[Originally published in June 2013]
1. Reduce Your Food Consumption
"Eat of the good things we have provided for your sustenance, but commit not excess therein." (Qur'an 20:81).
Lessening our caloric intake (Qilatul Ta’am) keeps us healthy, sharpens our memory, reduces hours of sleep, helps smooth breathing and saves one from being sluggish.
There is a beautiful Prophetic practice of eating what is in front of you, chewing slowly, and not piling the plate. “Eat and drink, but be not extravagantly wasteful. Lo! He loveth not the extravagantly wasteful." (Quran 7:31).
Beautiful cultural traditions aside, strive to eat more natural and simple foods to engender better eating habits throughout the year. We each have our own unique recommended daily intake (RDI) based on our individuated lifestyles.
Small steps towards lowering caloric intake include meal planning and tracking what you eat.
Keep in mind these Prophetic tips to control your portion size:
- “Nothing is worse than a person who fills his stomach…
- “1/3 food, 1/3 liquids, and 1/3 for his breath”.
- Get in the habit today of not skipping breakfast (“Take suhoor because there is blessing in it")
- Eat dinner early (“The people will be fine so long as they do not delay iftaar”)
- No snacking afterwards.
2. Jittery? Start Cutting out the Caffeine
If you are a caffeine junkie (like 90% of us), you probably spend the first three days of Ramadan suffering from caffeine withdrawal.
The migraines can be excruciating. To avoid this pitfall, start by slowly reducing your caffeine intake.
If coffee is your bane, consider ordering/making a half-cafe blend (50% Decaf mixed with 50% Caffeinated), switching to decaf (2-12 mg), or Green Tea (24-40mg).
Week over week, reduce intake, or switch to a lesser evil until upon the arrival of the blessed month you have nearly weaned yourself off. This will make those first few days easier.
3. Dust off your Quran
Do you ever get to Ramadan, only to realize your IKEA bookcase could really use a dusting?
This is the month of the Quran (2:184). Year over year we tell ourselves, “I will learn how to recite, memorize, implement ET all”, and yet we arrive to the next Ramadan the same as we left that last one.
The Messenger Muhammad (peace be upon him and his family) loved to read the Qur’an. In fact, it was his primary form of worship during Ramadan.
Most Muslims rarely interact with the Qur’an outside of their five daily prayers.

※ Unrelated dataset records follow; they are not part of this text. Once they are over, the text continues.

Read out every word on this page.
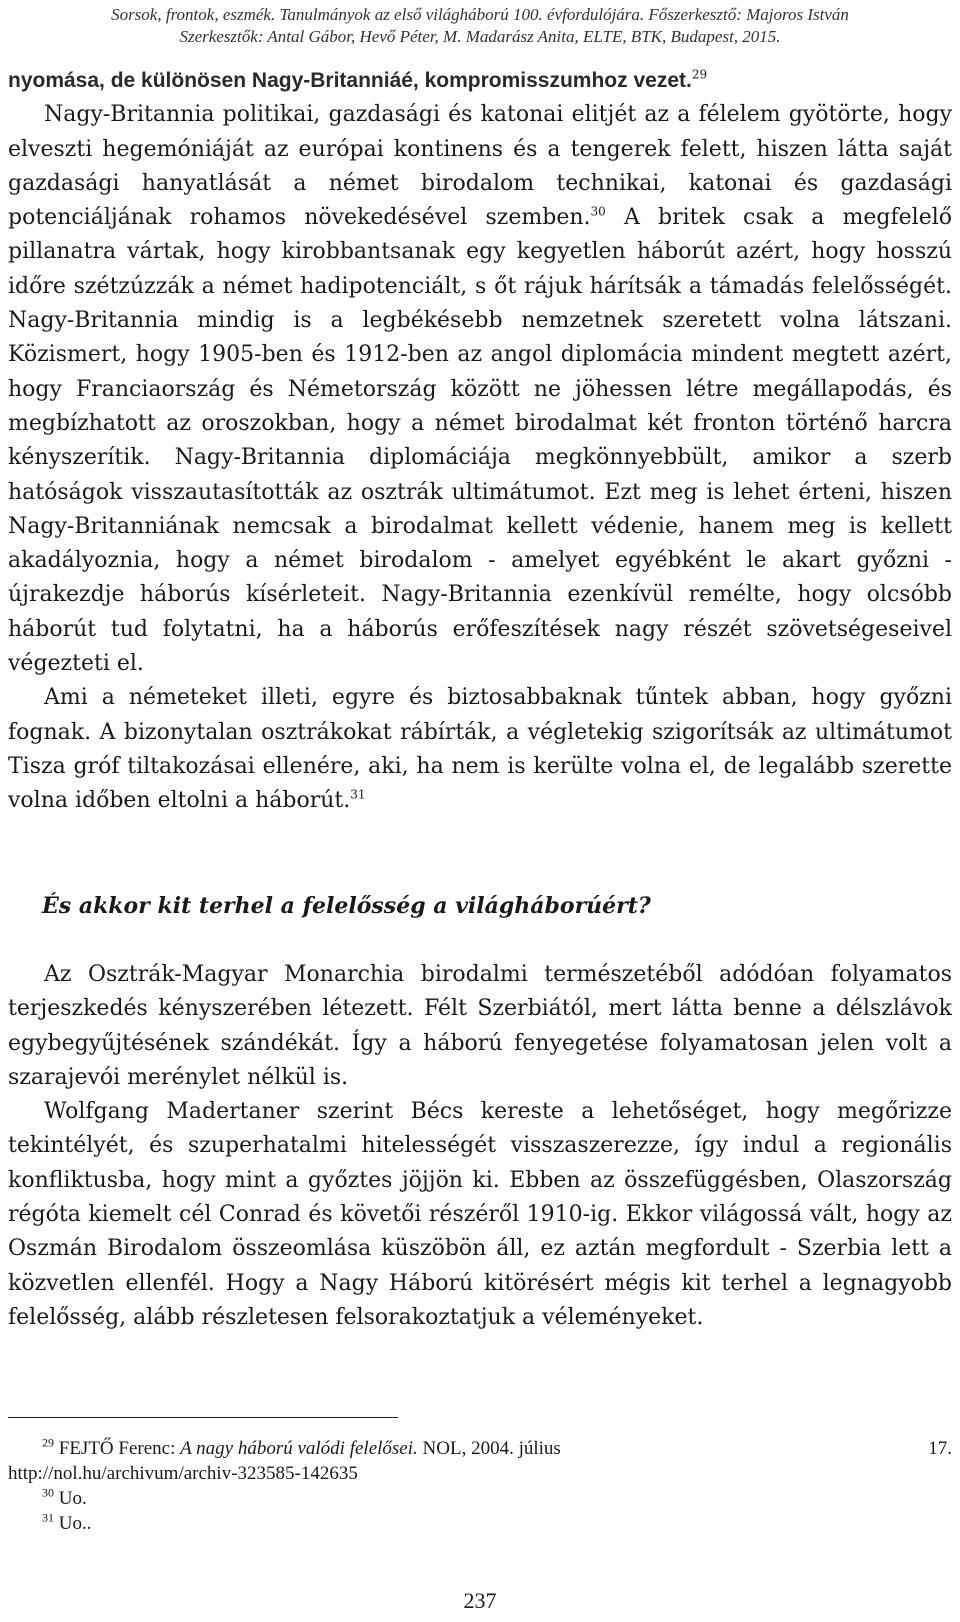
Sorsok, frontok, eszmék. Tanulmányok az első világháború 100. évfordulójára. Főszerkesztő: Majoros István
Szerkesztők: Antal Gábor, Hevő Péter, M. Madarász Anita, ELTE, BTK, Budapest, 2015.

nyomása, de különösen Nagy-Britanniáé, kompromisszumhoz vezet.$^{29}$

Nagy-Britannia politikai, gazdasági és katonai elitjét az a félelem gyötörte, hogy elveszti hegemóniáját az európai kontinens és a tengerek felett, hiszen látta saját gazdasági hanyatlását a német birodalom technikai, katonai és gazdasági potenciáljának rohamos növekedésével szemben.$^{30}$ A britek csak a megfelelő pillanatra vártak, hogy kirobbantsanak egy kegyetlen háborút azért, hogy hosszú időre szétzúzzák a német hadipotenciált, s őt rájuk hárítsák a támadás felelősségét. Nagy-Britannia mindig is a legbékésebb nemzetnek szeretett volna látszani. Közismert, hogy 1905-ben és 1912-ben az angol diplomácia mindent megtett azért, hogy Franciaország és Németország között ne jöhessen létre megállapodás, és megbízhatott az oroszokban, hogy a német birodalmat két fronton történő harcra kényszerítik. Nagy-Britannia diplomáciája megkönnyebbült, amikor a szerb hatóságok visszautasították az osztrák ultimátumot. Ezt meg is lehet érteni, hiszen Nagy-Britanniának nemcsak a birodalmat kellett védenie, hanem meg is kellett akadályoznia, hogy a német birodalom - amelyet egyébként le akart győzni - újrakezdje háborús kísérleteit. Nagy-Britannia ezenkívül remélte, hogy olcsóbb háborút tud folytatni, ha a háborús erőfeszítések nagy részét szövetségeseivel végezteti el.

Ami a németeket illeti, egyre és biztosabbaknak tűntek abban, hogy győzni fognak. A bizonytalan osztrákokat rábírták, a végletekig szigorítsák az ultimátumot Tisza gróf tiltakozásai ellenére, aki, ha nem is kerülte volna el, de legalább szerette volna időben eltolni a háborút.$^{31}$

És akkor kit terhel a felelősség a világháborúért?

Az Osztrák-Magyar Monarchia birodalmi természetéből adódóan folyamatos terjeszkedés kényszerében létezett. Félt Szerbiától, mert látta benne a délszlávok egybegyűjtésének szándékát. Így a háború fenyegetése folyamatosan jelen volt a szarajevói merénylet nélkül is.

Wolfgang Madertaner szerint Bécs kereste a lehetőséget, hogy megőrizze tekintélyét, és szuperhatalmi hitelességét visszaszerezze, így indul a regionális konfliktusba, hogy mint a győztes jöjjön ki. Ebben az összefüggésben, Olaszország régóta kiemelt cél Conrad és követői részéről 1910-ig. Ekkor világossá vált, hogy az Oszmán Birodalom összeomlása küszöbön áll, ez aztán megfordult - Szerbia lett a közvetlen ellenfél. Hogy a Nagy Háború kitörésért mégis kit terhel a legnagyobb felelősség, alább részletesen felsorakoztatjuk a véleményeket.

$^{29}$ FEJTŐ Ferenc: A nagy háború valódi felelősei. NOL, 2004. július	17.
http://nol.hu/archivum/archiv-323585-142635
$^{30}$ Uo.
$^{31}$ Uo..
237
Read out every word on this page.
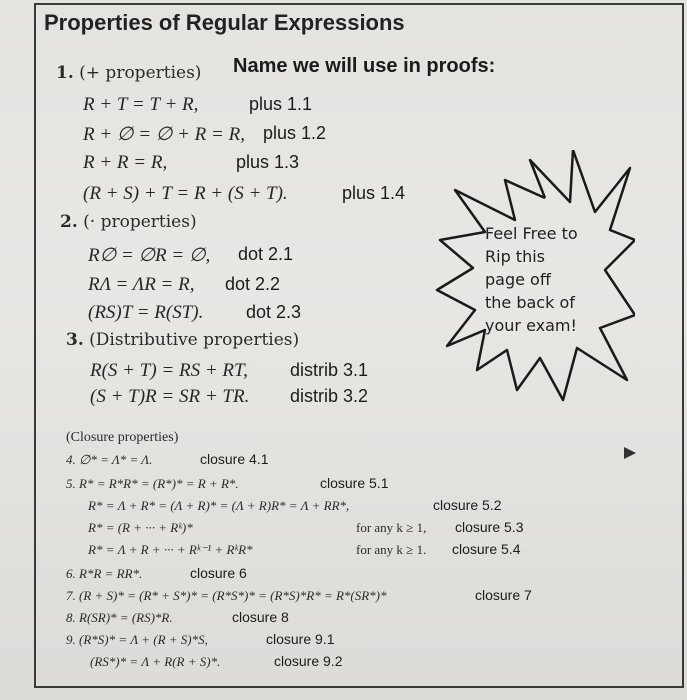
Properties of Regular Expressions
Name we will use in proofs:
1. (+ properties)
R + T = T + R,	plus 1.1
R + ∅ = ∅ + R = R, plus 1.2
R + R = R,	plus 1.3
(R + S) + T = R + (S + T).	plus 1.4
2. (· properties)
R∅ = ∅R = ∅, dot 2.1
RΛ = ΛR = R, dot 2.2
(RS)T = R(ST). dot 2.3
3. (Distributive properties)
R(S + T) = RS + RT, distrib 3.1
(S + T)R = SR + TR. distrib 3.2
Feel Free to
Rip this
page off
the back of
your exam!
(Closure properties)
4. ∅* = Λ* = Λ.	closure 4.1
5. R* = R*R* = (R*)* = R + R*.	closure 5.1
R* = Λ + R* = (Λ + R)* = (Λ + R)R* = Λ + RR*,	closure 5.2
R* = (R + ··· + Rᵏ)*	for any k ≥ 1, closure 5.3
R* = Λ + R + ··· + Rᵏ⁻¹ + RᵏR*	for any k ≥ 1. closure 5.4
6. R*R = RR*.	closure 6
7. (R + S)* = (R* + S*)* = (R*S*)* = (R*S)*R* = R*(SR*)*	closure 7
8. R(SR)* = (RS)*R.	closure 8
9. (R*S)* = Λ + (R + S)*S,	closure 9.1
(RS*)* = Λ + R(R + S)*.	closure 9.2
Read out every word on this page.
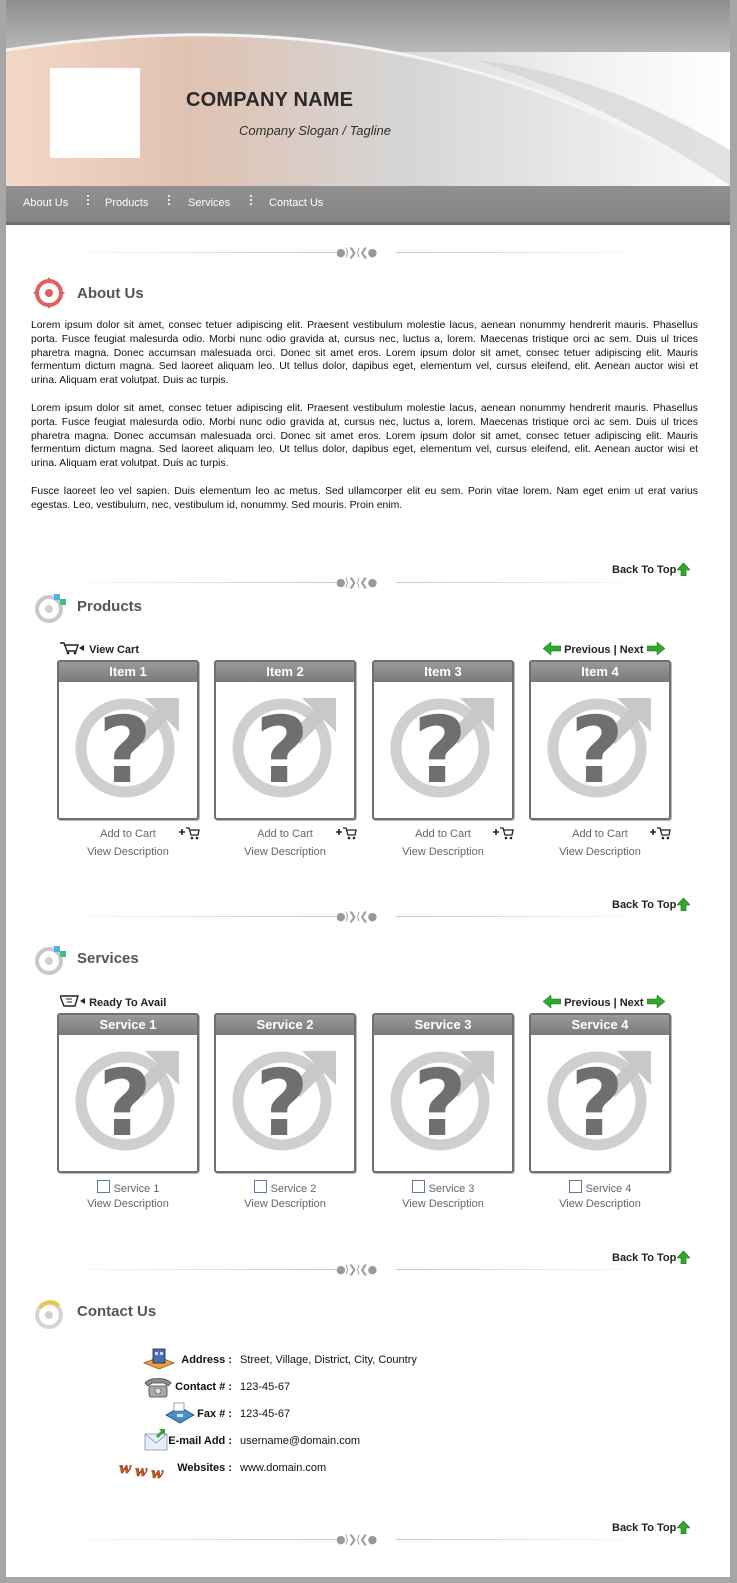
COMPANY NAME
Company Slogan / Tagline
About Us	Products	Services	Contact Us
●⟩❯⟨❮●
About Us

Lorem ipsum dolor sit amet, consec tetuer adipiscing elit. Praesent vestibulum molestie lacus, aenean nonummy hendrerit mauris. Phasellus porta. Fusce feugiat malesurda odio. Morbi nunc odio gravida at, cursus nec, luctus a, lorem. Maecenas tristique orci ac sem. Duis ul trices pharetra magna. Donec accumsan malesuada orci. Donec sit amet eros. Lorem ipsum dolor sit amet, consec tetuer adipiscing elit. Mauris fermentum dictum magna. Sed laoreet aliquam leo. Ut tellus dolor, dapibus eget, elementum vel, cursus eleifend, elit. Aenean auctor wisi et urina. Aliquam erat volutpat. Duis ac turpis.

Lorem ipsum dolor sit amet, consec tetuer adipiscing elit. Praesent vestibulum molestie lacus, aenean nonummy hendrerit mauris. Phasellus porta. Fusce feugiat malesurda odio. Morbi nunc odio gravida at, cursus nec, luctus a, lorem. Maecenas tristique orci ac sem. Duis ul trices pharetra magna. Donec accumsan malesuada orci. Donec sit amet eros. Lorem ipsum dolor sit amet, consec tetuer adipiscing elit. Mauris fermentum dictum magna. Sed laoreet aliquam leo. Ut tellus dolor, dapibus eget, elementum vel, cursus eleifend, elit. Aenean auctor wisi et urina. Aliquam erat volutpat. Duis ac turpis.

Fusce laoreet leo vel sapien. Duis elementum leo ac metus. Sed ullamcorper elit eu sem. Porin vitae lorem. Nam eget enim ut erat varius egestas. Leo, vestibulum, nec, vestibulum id, nonummy. Sed mouris. Proin enim.

Back To Top
●⟩❯⟨❮●
Products
View Cart	Previous | Next
Item 1
?
Item 2
?
Item 3
?
Item 4
?
Add to Cart	Add to Cart	Add to Cart	Add to Cart
View Description	View Description	View Description	View Description
Back To Top
●⟩❯⟨❮●
Services
Ready To Avail	Previous | Next
Service 1
?
Service 2
?
Service 3
?
Service 4
?
Service 1	Service 2	Service 3	Service 4
View Description	View Description	View Description	View Description
Back To Top
●⟩❯⟨❮●
Contact Us
w w w
Address : Street, Village, District, City, Country
Contact # : 123-45-67
Fax # : 123-45-67
E-mail Add : username@domain.com
Websites : www.domain.com
Back To Top
●⟩❯⟨❮●
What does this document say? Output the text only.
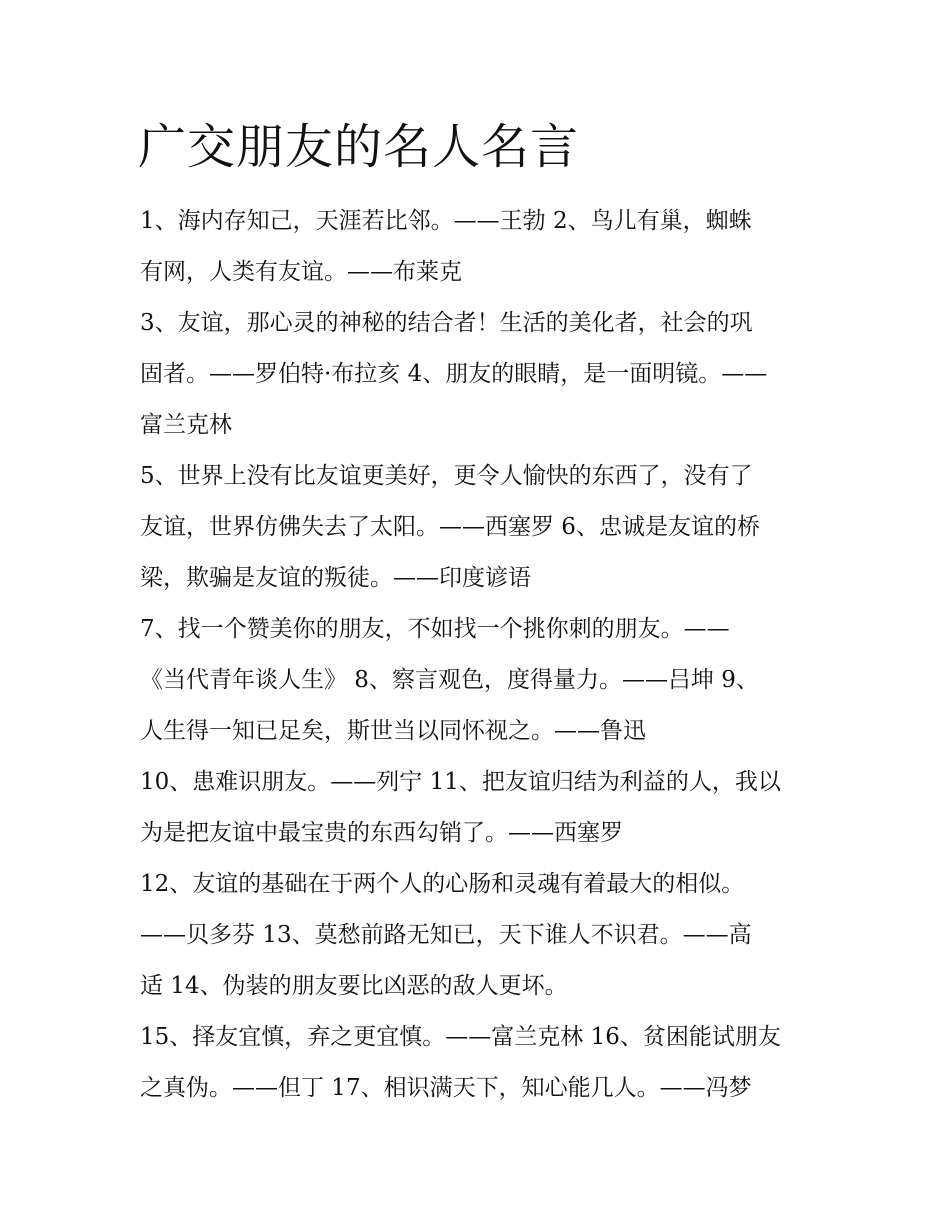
广交朋友的名人名言
1、海内存知己，天涯若比邻。——王勃 2、鸟儿有巢，蜘蛛
有网，人类有友谊。——布莱克
3、友谊，那心灵的神秘的结合者！生活的美化者，社会的巩
固者。——罗伯特·布拉亥 4、朋友的眼睛，是一面明镜。——
富兰克林
5、世界上没有比友谊更美好，更令人愉快的东西了，没有了
友谊，世界仿佛失去了太阳。——西塞罗 6、忠诚是友谊的桥
梁，欺骗是友谊的叛徒。——印度谚语
7、找一个赞美你的朋友，不如找一个挑你刺的朋友。——
《当代青年谈人生》 8、察言观色，度得量力。——吕坤 9、
人生得一知已足矣，斯世当以同怀视之。——鲁迅
10、患难识朋友。——列宁 11、把友谊归结为利益的人，我以
为是把友谊中最宝贵的东西勾销了。——西塞罗
12、友谊的基础在于两个人的心肠和灵魂有着最大的相似。
——贝多芬 13、莫愁前路无知已，天下谁人不识君。——高
适 14、伪装的朋友要比凶恶的敌人更坏。
15、择友宜慎，弃之更宜慎。——富兰克林 16、贫困能试朋友
之真伪。——但丁 17、相识满天下，知心能几人。——冯梦
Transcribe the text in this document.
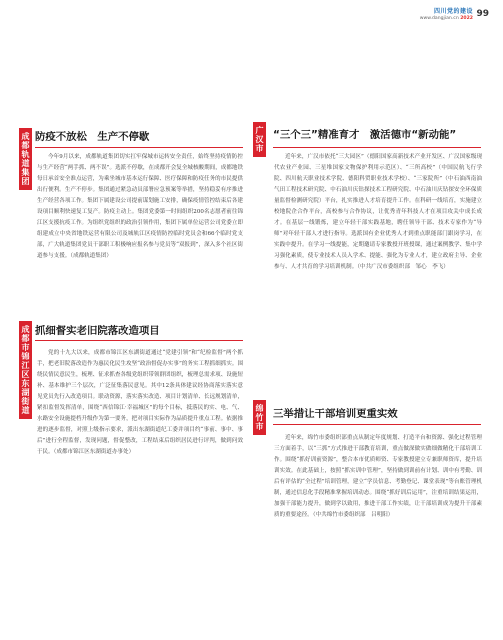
四川党的建设
www.dangjian.cn 2022 99
成
都
轨
道
集
团
防疫不放松　生产不停歇
今年9月以来，成都轨道集团切实扛牢保城市运转安全责任，始终坚持疫情防控与生产经营“两手抓、两不误”。选派不停歇，在成都开会复全城核酸期间，成都地铁每日承首安全准点运营，为乘坐城市基本运行保障、医疗保障和防疫任务的市民提供出行便利。生产不停步。集团通过紧急动员部署应急预案等举措，坚持稳妥有序推进生产经营各项工作。集团下属建设公司提前谋划施工安排，确保疫情管控结束后各建设项目顺利快速复工复产。防疫主动上。集团党委第一时间组织200名志愿者前往锦江区支援抗疫工作。为组织党组织的政治引领作用，集团下属单位运营公司党委立即组建成立中央省地铁运营有限公司及城轨江区疫情防控临时党员会和66个临时党支部，广大轨道集团党员干部职工积极响应报名参与党员等“双报到”，深入多个社区街道参与支援。（成都轨道集团）
广
汉
市
“三个三”精准育才　激活德市“新动能”
近年来，广汉市依托“三大园区”（德阳国家高新技术产业开发区、广汉国家级现代农业产业园、三星堆国家文物保护利用示范区）、“三所高校”（中国民航飞行学院、四川航天职业技术学院、德阳科贸职业技术学校）、“三家院所”（中石油西南油气田工程技术研究院、中石油川庆钻探技术工程研究院、中石油川庆钻探安全环保质量监督检测研究院）平台，扎实推进人才培育提升工作。在科研一线培育，实施建立校地院企合作平台，高校参与合作协议，让优秀青年科技人才在项目攻关中成长成才。在基层一线锻炼，建立年轻干部实践基地，聘任领导干部、技术专家作为“导师”对年轻干部人才进行指导。选派国有企业优秀人才到重点职能部门跟岗学习，在实践中提升。在学习一线提能，定期邀请专家教授开班授课，通过案例教学、集中学习强化素质，使专业技术人员入学术、提能、强化为专业人才，建立政府主导、企业参与、人才共育的学习培训机制。（中共广汉市委组织部　邹心　李飞）
成
都
市
锦
江
区
东
湖
街
道
抓细督实老旧院落改造项目
党的十九大以来，成都市锦江区东湖街道通过“党建引领”和“纪检监督”两个抓手，把老旧院落改造作为惠民化民生攻坚“政治督促办实事”的务实工程抓细抓实。围绕民情民意民生，梳理、征求抓查各级党组织带领群团组织，梳理总需求项、设施短补、基本维护三个层次，广泛征集落民意见。其中12条具体建议经协商落实落实意见党员先行入改造项目。联动资源，落实落实改造、项目计划清单、长远规划清单，紧扣监督发挥清单，围绕“西信锦江·幸福城区”的每个目标，抵落民的实、电、气、水路安全设施提档升级作为第一要务，把对项目实际作为品质提升重点工程。依据推进的逐步监督，对照上级指示要求，派出东湖街道纪工委并项目约“事前、事中、事后”进行全程监督，发现问题，督促整改，工程结束后组织居民进行评判，做到问效于民。（成都市锦江区东湖街道办事处）
绵
竹
市
三举措让干部培训更重实效
近年来，绵竹市委组织部重点从制定年度规划、打造平台和资源、强化过程管理三方面着手，以“三抓”方式推进干部教育培训，重点做深做实做细做精化干部培训工作。围绕“抓好训前资源”，整合本市优质师资、专家教授建立专兼职师资库，提升培训实效。在此基础上，按照“抓实训中管理”，坚持做到训前有计划、训中有考勤、训后有评估的“全过程”培训管理，建立“学员信息、考勤登记、课堂表现”等台账管理机制，通过信息化手段精准掌握培训动态。围绕“抓好训后运用”，注重培训结果运用，加强干部能力提升，做到学以致用，推进干部工作实绩，让干部培训成为提升干部素质的重要途径。（中共绵竹市委组织部　吕明阳）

Take this time to brush up, getting out of the routine of recycling the same surahs in prayer, or simply pick up this fascinating book and start reading it in the language you understand best.
4. Unplug Yourself
“Status Update: Hungry”. Ramadan is a month of reflection and habit changing, look at it as a spiritual diet.
You have 30 days to cut out all that noise around you and concentrate on your relationship with Allah and His Messenger. Attempt to minimize social media and television.
You can watch/follow/status update after Ramadan. Doing so will give you ample time to talk to connect to The Real, letting go of the virtual.
If TV/ Media time is eating into your social time, or your prayer time, something has gone seriously awry.
Keeping a healthy balance is the key to a happy, spiritually fulfilling life.
5. Practice the Art of Silence
Aisha (May God be Pleased) was once told about some people that talk a lot. Her response was “Tell them to give their angels a rest”. Mental and audible chatter prevents us from fully being present within our work, relationships, lives, and worship.
Lessening speech (Qilatul Lisan), and actually listening to our thoughts, insecurities, fears, will consciously withdraw our attention from the temporal to the eternal while reacquainting us with your true selves.
The Messenger of Allah (Peace & Blessings upon Him & His Family) said, “The intelligent person is the one who examines himself and works for what will come after death”. By listening we can start to work on governing our minds and emotions positively, eventually quieting our mental chatter.
“If you believe in God and the Final Day have positive speech, or keep quiet”. This practice of self examination (Muraqaba) allows us a window into our reality and the ability to observe and learn about ourselves so as to exist in balance with our surroundings. Check out this great book on the power of keeping silent by Susan Cain.
With God’s grace, we can prepare now in the blessing of Shaban, to enrich our lives in the “treasures” of Ramadan.
As Zayn Al Abideen prayed, “Praise belongs to Allah who appointed among the paths that lead to Him (Exalted Is He) His month, The month of Ramadan, The month of fasting, The month of submission, The month of purity, The month of putting our faith to the test, The month of standing in prayer, “In which the Qur'an was sent down as guidance to the people, And as a clear sign of the Guidance and the Criterion!” [2:185]”.